Spend a week fielding sensitive HR complaints in ‘Grayscale’ web game



If you’re looking for a way to close out your week that’s entertaining, edifying and looks like you’re doing real work, check out Chimeria:Grayscale, a game where you act as an HR person dealing with everyday office problems via email. Okay, maybe it doesn’t sound that exciting, but there’s more to it than that.

As the game’s creator, MIT CSAIL’s D. Fox Harrell, explains in an interview with… well, MIT, the game is more about identifying and navigating the subtleties of sexism.

The messages from other employees have embedded within them evidence of different types of sexism from the Fiske and Glick social-science model.

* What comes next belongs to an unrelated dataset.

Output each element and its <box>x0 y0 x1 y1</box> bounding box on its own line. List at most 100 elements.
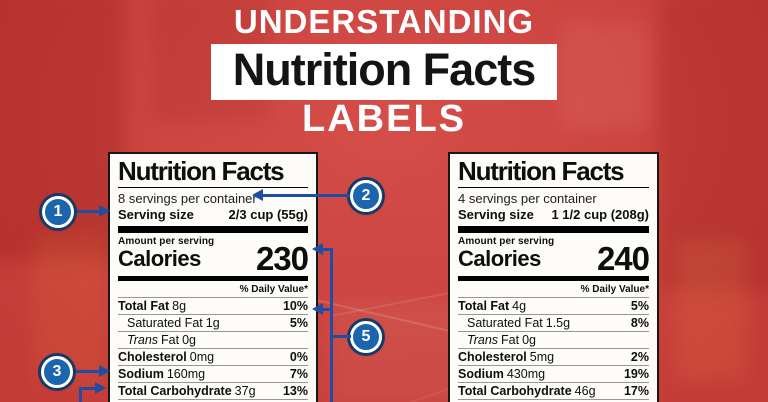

We chose this particular model of sexism because it addresses this notion of ambivalent sexism, which includes both hostile sexism — which is the very overt sexism that we know well and could include everything from heinous assaults to gender discrimination — and what they call “benevolent sexism.” It’s not benevolent in the sense that it’s anything good; it’s oppressive too. Fixing a woman’s computer for her under the assumption she cannot do it herself, these researchers would say, is “protective paternalism.”

The problems sent to you, the new HR hire, range all over, and your responses (it’s a kind of choose your own adventure thing) embody responses that may or may not acknowledge the dynamics at play.

This one was kind of a no-brainer, especially since your own notes make a point of watching out for Stan. Unfortunately, we’ve all met Stan.

There’s no big pay-off; the game takes perhaps 10 or 15 minutes to play through, and you don’t get like a certificate of non-sexism at the end or anything. But there are different outcomes depending on how you handle some situations, so you might want to play through more than once.

Anyway, I thought it was an interesting (if brief and necessarily basic) look at some of the conflicts and tensions that exist in an office and the variety of responses people and the company they work for might decide on. If nothing else it may serve as a reminder that HR reps are people too.